In stark contrast, the pale blue lights of the railway station's fluorescent tubes, which flicker according some hither to undiscernible pattern, paint the immediate area in a pale blue; though they do not really do a better job at holding back the darkness; only their immediate domain receives their indigo hue. Unlike the sickly tones of the street lamps, they paint their domain with all the charm of a hospital corridor. This is made ever more the worse when you consider the hard shapes of the railway station; the cool, aloof tones of the tile work, the concrete form work and the unforgiving metal structures.

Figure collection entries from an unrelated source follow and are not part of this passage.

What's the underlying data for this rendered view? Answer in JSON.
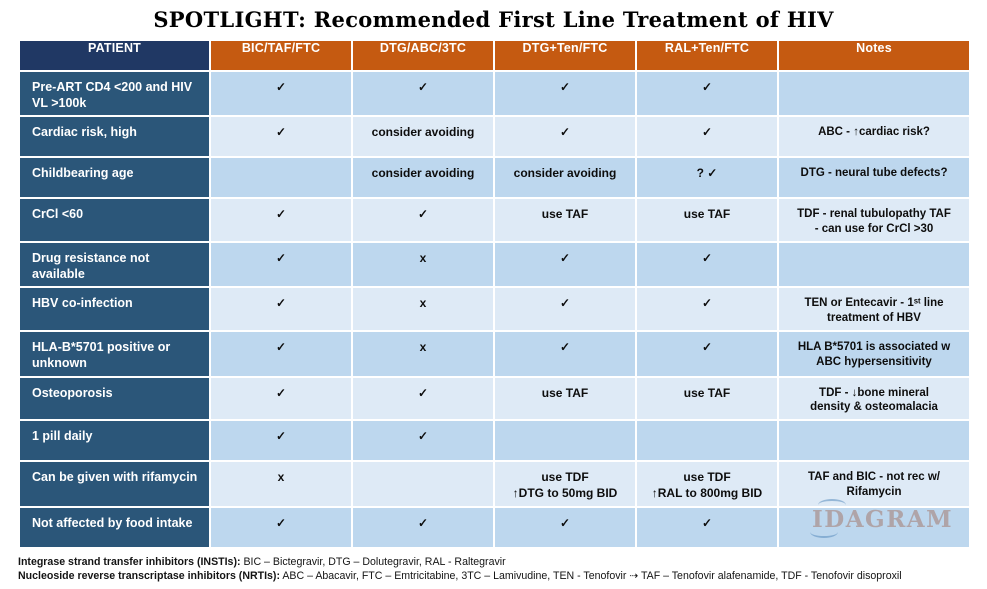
{
  "title": "SPOTLIGHT: Recommended First Line Treatment of HIV",
  "colors": {
    "header_accent_orange": "#c55a11",
    "header_patient_navy": "#203864",
    "row_label_navy": "#2b5679",
    "row_shade_dark": "#bdd7ee",
    "row_shade_light": "#deeaf6",
    "watermark_tan": "#9e6752"
  },
  "table": {
    "columns": [
      "PATIENT",
      "BIC/TAF/FTC",
      "DTG/ABC/3TC",
      "DTG+Ten/FTC",
      "RAL+Ten/FTC",
      "Notes"
    ],
    "rows": [
      {
        "patient": "Pre-ART CD4 <200 and HIV VL >100k",
        "cells": [
          "✓",
          "✓",
          "✓",
          "✓"
        ],
        "notes": ""
      },
      {
        "patient": "Cardiac risk, high",
        "cells": [
          "✓",
          "consider avoiding",
          "✓",
          "✓"
        ],
        "notes": "ABC - ↑cardiac risk?"
      },
      {
        "patient": "Childbearing age",
        "cells": [
          "",
          "consider avoiding",
          "consider avoiding",
          "? ✓"
        ],
        "notes": "DTG - neural tube defects?"
      },
      {
        "patient": "CrCl <60",
        "cells": [
          "✓",
          "✓",
          "use TAF",
          "use TAF"
        ],
        "notes": "TDF - renal tubulopathy TAF\n- can use for CrCl >30"
      },
      {
        "patient": "Drug resistance not available",
        "cells": [
          "✓",
          "x",
          "✓",
          "✓"
        ],
        "notes": ""
      },
      {
        "patient": "HBV co-infection",
        "cells": [
          "✓",
          "x",
          "✓",
          "✓"
        ],
        "notes": "TEN or Entecavir - 1ˢᵗ line\ntreatment of HBV"
      },
      {
        "patient": "HLA-B*5701 positive or unknown",
        "cells": [
          "✓",
          "x",
          "✓",
          "✓"
        ],
        "notes": "HLA B*5701 is associated w\nABC hypersensitivity"
      },
      {
        "patient": "Osteoporosis",
        "cells": [
          "✓",
          "✓",
          "use TAF",
          "use TAF"
        ],
        "notes": "TDF - ↓bone mineral\ndensity & osteomalacia"
      },
      {
        "patient": "1 pill daily",
        "cells": [
          "✓",
          "✓",
          "",
          ""
        ],
        "notes": ""
      },
      {
        "patient": "Can be given with rifamycin",
        "cells": [
          "x",
          "",
          "use TDF\n↑DTG to 50mg BID",
          "use TDF\n↑RAL to 800mg BID"
        ],
        "notes": "TAF and BIC - not rec w/\nRifamycin"
      },
      {
        "patient": "Not affected by food intake",
        "cells": [
          "✓",
          "✓",
          "✓",
          "✓"
        ],
        "notes": ""
      }
    ]
  },
  "watermark": "IDAGRAM",
  "footnotes": [
    {
      "label": "Integrase strand transfer inhibitors (INSTIs):",
      "text": " BIC – Bictegravir, DTG – Dolutegravir, RAL - Raltegravir"
    },
    {
      "label": "Nucleoside reverse transcriptase inhibitors (NRTIs):",
      "text": " ABC – Abacavir, FTC – Emtricitabine, 3TC – Lamivudine, TEN - Tenofovir ⇢ TAF – Tenofovir alafenamide, TDF - Tenofovir disoproxil"
    }
  ]
}
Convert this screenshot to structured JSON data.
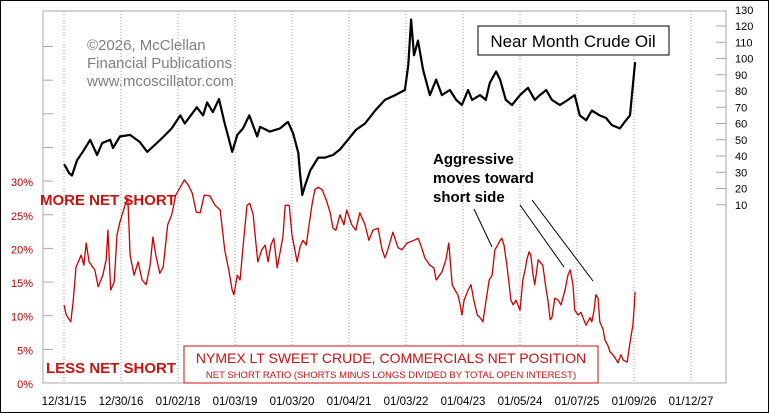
{
  "chart_data": [
    {
      "type": "line",
      "title": "Near Month Crude Oil",
      "axis": "right",
      "ylim": [
        0,
        130
      ],
      "yticks": [
        "130",
        "120",
        "110",
        "100",
        "90",
        "80",
        "70",
        "60",
        "50",
        "40",
        "30",
        "20",
        "10"
      ],
      "ytick_values": [
        130,
        120,
        110,
        100,
        90,
        80,
        70,
        60,
        50,
        40,
        30,
        20,
        10
      ],
      "color": "#000000",
      "points": [
        [
          2016.0,
          35
        ],
        [
          2016.02,
          34
        ],
        [
          2016.09,
          29.5
        ],
        [
          2016.14,
          28
        ],
        [
          2016.23,
          37.5
        ],
        [
          2016.32,
          42
        ],
        [
          2016.46,
          50
        ],
        [
          2016.58,
          40.6
        ],
        [
          2016.67,
          48
        ],
        [
          2016.81,
          50
        ],
        [
          2016.86,
          45
        ],
        [
          2016.98,
          52
        ],
        [
          2017.16,
          53
        ],
        [
          2017.33,
          48.6
        ],
        [
          2017.46,
          42.5
        ],
        [
          2017.63,
          48
        ],
        [
          2017.74,
          51.7
        ],
        [
          2017.89,
          57
        ],
        [
          2018.04,
          65
        ],
        [
          2018.12,
          60
        ],
        [
          2018.33,
          70
        ],
        [
          2018.44,
          65
        ],
        [
          2018.51,
          73
        ],
        [
          2018.61,
          67
        ],
        [
          2018.72,
          75
        ],
        [
          2018.82,
          60
        ],
        [
          2018.88,
          52
        ],
        [
          2018.95,
          42.5
        ],
        [
          2019.04,
          53
        ],
        [
          2019.14,
          57
        ],
        [
          2019.25,
          65
        ],
        [
          2019.39,
          52
        ],
        [
          2019.44,
          58
        ],
        [
          2019.61,
          55
        ],
        [
          2019.79,
          57
        ],
        [
          2019.93,
          61
        ],
        [
          2020.02,
          54
        ],
        [
          2020.11,
          42
        ],
        [
          2020.14,
          29.5
        ],
        [
          2020.18,
          16
        ],
        [
          2020.23,
          22
        ],
        [
          2020.32,
          31
        ],
        [
          2020.46,
          39
        ],
        [
          2020.58,
          39
        ],
        [
          2020.72,
          40.6
        ],
        [
          2020.84,
          44
        ],
        [
          2020.98,
          50
        ],
        [
          2021.12,
          56
        ],
        [
          2021.28,
          60
        ],
        [
          2021.46,
          68
        ],
        [
          2021.63,
          74.5
        ],
        [
          2021.81,
          77.5
        ],
        [
          2021.98,
          80.6
        ],
        [
          2022.04,
          96
        ],
        [
          2022.09,
          124
        ],
        [
          2022.14,
          102
        ],
        [
          2022.21,
          111
        ],
        [
          2022.3,
          93
        ],
        [
          2022.42,
          77.5
        ],
        [
          2022.53,
          87
        ],
        [
          2022.63,
          77.5
        ],
        [
          2022.77,
          80.6
        ],
        [
          2022.88,
          74.5
        ],
        [
          2022.98,
          71.4
        ],
        [
          2023.09,
          80.6
        ],
        [
          2023.16,
          74.5
        ],
        [
          2023.3,
          77.5
        ],
        [
          2023.4,
          74.5
        ],
        [
          2023.47,
          85
        ],
        [
          2023.58,
          92
        ],
        [
          2023.65,
          87
        ],
        [
          2023.75,
          74.5
        ],
        [
          2023.86,
          71.4
        ],
        [
          2024.0,
          77.5
        ],
        [
          2024.14,
          82
        ],
        [
          2024.26,
          74.5
        ],
        [
          2024.35,
          77.5
        ],
        [
          2024.46,
          80.6
        ],
        [
          2024.56,
          74.5
        ],
        [
          2024.7,
          71.4
        ],
        [
          2024.84,
          74.5
        ],
        [
          2024.96,
          77.5
        ],
        [
          2025.05,
          65
        ],
        [
          2025.16,
          62
        ],
        [
          2025.26,
          68
        ],
        [
          2025.4,
          65
        ],
        [
          2025.51,
          63.4
        ],
        [
          2025.61,
          59
        ],
        [
          2025.75,
          57
        ],
        [
          2025.86,
          62
        ],
        [
          2025.93,
          65
        ],
        [
          2025.98,
          83.7
        ],
        [
          2026.02,
          97.8
        ]
      ]
    },
    {
      "type": "line",
      "title": "NYMEX LT SWEET CRUDE, COMMERCIALS NET POSITION",
      "subtitle": "NET SHORT RATIO (SHORTS MINUS LONGS DIVIDED BY TOTAL OPEN INTEREST)",
      "axis": "left",
      "ylim": [
        0,
        55
      ],
      "yticks": [
        "30%",
        "25%",
        "20%",
        "15%",
        "10%",
        "5%",
        "0%"
      ],
      "ytick_values": [
        30,
        25,
        20,
        15,
        10,
        5,
        0
      ],
      "color": "#cc0000",
      "points": [
        [
          2016.0,
          11.6
        ],
        [
          2016.04,
          10.1
        ],
        [
          2016.12,
          9.1
        ],
        [
          2016.16,
          12.0
        ],
        [
          2016.21,
          17.2
        ],
        [
          2016.3,
          19.0
        ],
        [
          2016.35,
          17.5
        ],
        [
          2016.39,
          20.8
        ],
        [
          2016.44,
          18.0
        ],
        [
          2016.54,
          16.8
        ],
        [
          2016.6,
          14.3
        ],
        [
          2016.68,
          16.0
        ],
        [
          2016.74,
          18.3
        ],
        [
          2016.77,
          22.7
        ],
        [
          2016.82,
          13.8
        ],
        [
          2016.88,
          15.0
        ],
        [
          2016.93,
          22.0
        ],
        [
          2016.98,
          23.9
        ],
        [
          2017.07,
          26.4
        ],
        [
          2017.12,
          27.5
        ],
        [
          2017.16,
          19.0
        ],
        [
          2017.23,
          16.0
        ],
        [
          2017.3,
          18.0
        ],
        [
          2017.37,
          15.3
        ],
        [
          2017.44,
          14.6
        ],
        [
          2017.51,
          17.5
        ],
        [
          2017.56,
          21.7
        ],
        [
          2017.61,
          19.0
        ],
        [
          2017.68,
          16.3
        ],
        [
          2017.74,
          17.2
        ],
        [
          2017.82,
          23.5
        ],
        [
          2017.89,
          25.0
        ],
        [
          2017.96,
          27.9
        ],
        [
          2018.04,
          29.1
        ],
        [
          2018.11,
          30.2
        ],
        [
          2018.18,
          29.4
        ],
        [
          2018.25,
          28.2
        ],
        [
          2018.32,
          25.4
        ],
        [
          2018.39,
          25.3
        ],
        [
          2018.46,
          27.9
        ],
        [
          2018.56,
          27.8
        ],
        [
          2018.65,
          26.4
        ],
        [
          2018.74,
          25.7
        ],
        [
          2018.82,
          19.8
        ],
        [
          2018.89,
          16.8
        ],
        [
          2018.95,
          13.8
        ],
        [
          2018.98,
          13.1
        ],
        [
          2019.04,
          16.0
        ],
        [
          2019.09,
          15.3
        ],
        [
          2019.14,
          20.2
        ],
        [
          2019.21,
          26.4
        ],
        [
          2019.26,
          26.7
        ],
        [
          2019.32,
          25.0
        ],
        [
          2019.37,
          20.5
        ],
        [
          2019.4,
          18.0
        ],
        [
          2019.47,
          19.8
        ],
        [
          2019.53,
          20.5
        ],
        [
          2019.58,
          18.0
        ],
        [
          2019.63,
          20.5
        ],
        [
          2019.68,
          21.5
        ],
        [
          2019.74,
          17.1
        ],
        [
          2019.84,
          21.7
        ],
        [
          2019.88,
          26.4
        ],
        [
          2019.95,
          26.4
        ],
        [
          2020.0,
          22.0
        ],
        [
          2020.05,
          19.8
        ],
        [
          2020.09,
          18.0
        ],
        [
          2020.14,
          20.2
        ],
        [
          2020.19,
          21.2
        ],
        [
          2020.25,
          20.5
        ],
        [
          2020.3,
          23.5
        ],
        [
          2020.35,
          26.4
        ],
        [
          2020.4,
          28.7
        ],
        [
          2020.46,
          29.1
        ],
        [
          2020.53,
          28.7
        ],
        [
          2020.6,
          27.2
        ],
        [
          2020.67,
          25.3
        ],
        [
          2020.72,
          23.0
        ],
        [
          2020.77,
          22.7
        ],
        [
          2020.84,
          25.0
        ],
        [
          2020.91,
          23.5
        ],
        [
          2020.96,
          25.7
        ],
        [
          2021.05,
          23.5
        ],
        [
          2021.12,
          22.7
        ],
        [
          2021.19,
          25.3
        ],
        [
          2021.28,
          23.5
        ],
        [
          2021.35,
          21.2
        ],
        [
          2021.42,
          22.7
        ],
        [
          2021.51,
          23.0
        ],
        [
          2021.58,
          19.8
        ],
        [
          2021.63,
          18.6
        ],
        [
          2021.68,
          19.8
        ],
        [
          2021.77,
          22.4
        ],
        [
          2021.86,
          20.1
        ],
        [
          2021.93,
          19.8
        ],
        [
          2022.02,
          20.8
        ],
        [
          2022.14,
          21.2
        ],
        [
          2022.21,
          21.5
        ],
        [
          2022.26,
          20.5
        ],
        [
          2022.33,
          18.6
        ],
        [
          2022.42,
          17.5
        ],
        [
          2022.49,
          17.1
        ],
        [
          2022.53,
          15.3
        ],
        [
          2022.63,
          16.5
        ],
        [
          2022.7,
          18.3
        ],
        [
          2022.75,
          20.8
        ],
        [
          2022.81,
          14.6
        ],
        [
          2022.86,
          13.8
        ],
        [
          2022.91,
          13.1
        ],
        [
          2022.95,
          11.6
        ],
        [
          2022.98,
          10.1
        ],
        [
          2023.02,
          12.3
        ],
        [
          2023.09,
          13.8
        ],
        [
          2023.14,
          14.6
        ],
        [
          2023.19,
          12.3
        ],
        [
          2023.25,
          10.1
        ],
        [
          2023.3,
          9.7
        ],
        [
          2023.35,
          9.1
        ],
        [
          2023.4,
          12.0
        ],
        [
          2023.46,
          15.3
        ],
        [
          2023.51,
          16.0
        ],
        [
          2023.56,
          19.8
        ],
        [
          2023.61,
          20.5
        ],
        [
          2023.65,
          21.2
        ],
        [
          2023.68,
          21.5
        ],
        [
          2023.72,
          20.5
        ],
        [
          2023.77,
          17.5
        ],
        [
          2023.81,
          14.6
        ],
        [
          2023.84,
          12.3
        ],
        [
          2023.88,
          11.6
        ],
        [
          2023.93,
          12.3
        ],
        [
          2024.0,
          10.8
        ],
        [
          2024.05,
          15.3
        ],
        [
          2024.09,
          16.8
        ],
        [
          2024.12,
          18.3
        ],
        [
          2024.16,
          19.5
        ],
        [
          2024.19,
          19.0
        ],
        [
          2024.23,
          16.0
        ],
        [
          2024.26,
          14.6
        ],
        [
          2024.32,
          18.3
        ],
        [
          2024.4,
          17.5
        ],
        [
          2024.46,
          13.8
        ],
        [
          2024.49,
          12.3
        ],
        [
          2024.53,
          9.4
        ],
        [
          2024.56,
          9.7
        ],
        [
          2024.61,
          12.6
        ],
        [
          2024.67,
          12.3
        ],
        [
          2024.72,
          11.6
        ],
        [
          2024.79,
          13.8
        ],
        [
          2024.84,
          16.0
        ],
        [
          2024.88,
          16.8
        ],
        [
          2024.93,
          14.6
        ],
        [
          2024.96,
          10.8
        ],
        [
          2025.02,
          10.1
        ],
        [
          2025.07,
          10.5
        ],
        [
          2025.12,
          9.4
        ],
        [
          2025.16,
          8.6
        ],
        [
          2025.23,
          9.7
        ],
        [
          2025.26,
          9.1
        ],
        [
          2025.3,
          10.8
        ],
        [
          2025.33,
          13.1
        ],
        [
          2025.37,
          12.6
        ],
        [
          2025.4,
          9.1
        ],
        [
          2025.46,
          7.9
        ],
        [
          2025.49,
          6.4
        ],
        [
          2025.54,
          5.6
        ],
        [
          2025.58,
          4.6
        ],
        [
          2025.63,
          4.2
        ],
        [
          2025.67,
          3.7
        ],
        [
          2025.72,
          3.0
        ],
        [
          2025.77,
          4.2
        ],
        [
          2025.81,
          3.4
        ],
        [
          2025.88,
          3.1
        ],
        [
          2025.91,
          4.9
        ],
        [
          2025.95,
          7.1
        ],
        [
          2025.98,
          8.6
        ],
        [
          2026.0,
          10.8
        ],
        [
          2026.02,
          13.5
        ]
      ]
    }
  ],
  "x_axis": {
    "ticks": [
      "12/31/15",
      "12/30/16",
      "01/02/18",
      "01/03/19",
      "01/03/20",
      "01/04/21",
      "01/03/22",
      "01/04/23",
      "01/05/24",
      "01/07/25",
      "01/09/26",
      "01/12/27"
    ],
    "tick_values": [
      2016,
      2017,
      2018,
      2019,
      2020,
      2021,
      2022,
      2023,
      2024,
      2025,
      2026,
      2027
    ],
    "xlim": [
      2015.63,
      2027.6
    ],
    "grid": "dotted-vertical"
  },
  "annotations": {
    "copyright": "©2026, McClellan",
    "publisher": "Financial Publications",
    "website": "www.mcoscillator.com",
    "more_net_short": "MORE NET SHORT",
    "less_net_short": "LESS NET SHORT",
    "callout_line1": "Aggressive",
    "callout_line2": "moves toward",
    "callout_line3": "short side"
  }
}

It is all incredibly deceptive. The colour temperature tricks you into believing that the place is sterile but even a customary glance reveals that dust, grime and other filth has invaded every surface and not even Ajax, the champion of all grease, would halt this opponent if his hand were tilted at it.
The rain lazily didn't bother to go around me either; it decided to cut straight through, with ten thousand tiny daggers. I took refuge in an elevator which helpfully wasn't perfumed by either of those two companions, Eau de Uriné or Vasser Von Viktoria (Bitte!)
As the doors closed, the silence was surreal. I imagine that if anyone was watching surveillance screens wiuld have been confused at the fact that I was just standing there but Big Brother I imagine, had gone home. After three minutes of silence (yes, I was watching the station clocks tick by), the lift moved upwards but when I got to the concourse level, there was no sign of love behind the doors; called by no-one.
As I stepped out of the lift and into the concourse, I saw four Opal Card posts, standing as though they were they posts for an unmanned border. I was reminded of Checkpoint Charlie in Berlin and the starkness of the architecture of the station, whilst it strictly wasn't of the Brutalist style (as per Le Corbusier or Ernő Goldfinger) it was still pretty brutal and reminded me of the sort of thing you find in East Berlin.
Opal Card Readers - Standing Like Checkpoint Charlie
Just like the abandoned border posts of East Germany, Sydney Trains has undertaken an equally comprehensive policy of systematically abandoning its ticket offices. Where once were stationmasters in uniforms with shiny buttons, hiding behind steel grilles, they have been largely replaced by these sleek, shiny poles. The real irony that the only splash of colour to be found is the Opal Card logo.
The actual distance between Marayong and Quakers Hill is only about three kilometres but last night in the wind and the rain, it felt as though I was in the transit area of some foreign airport. For fourteen minutes, I kind of felt as though was in a foreign country: they do things differently there.
Sometimes there is a strange beauty in starkness.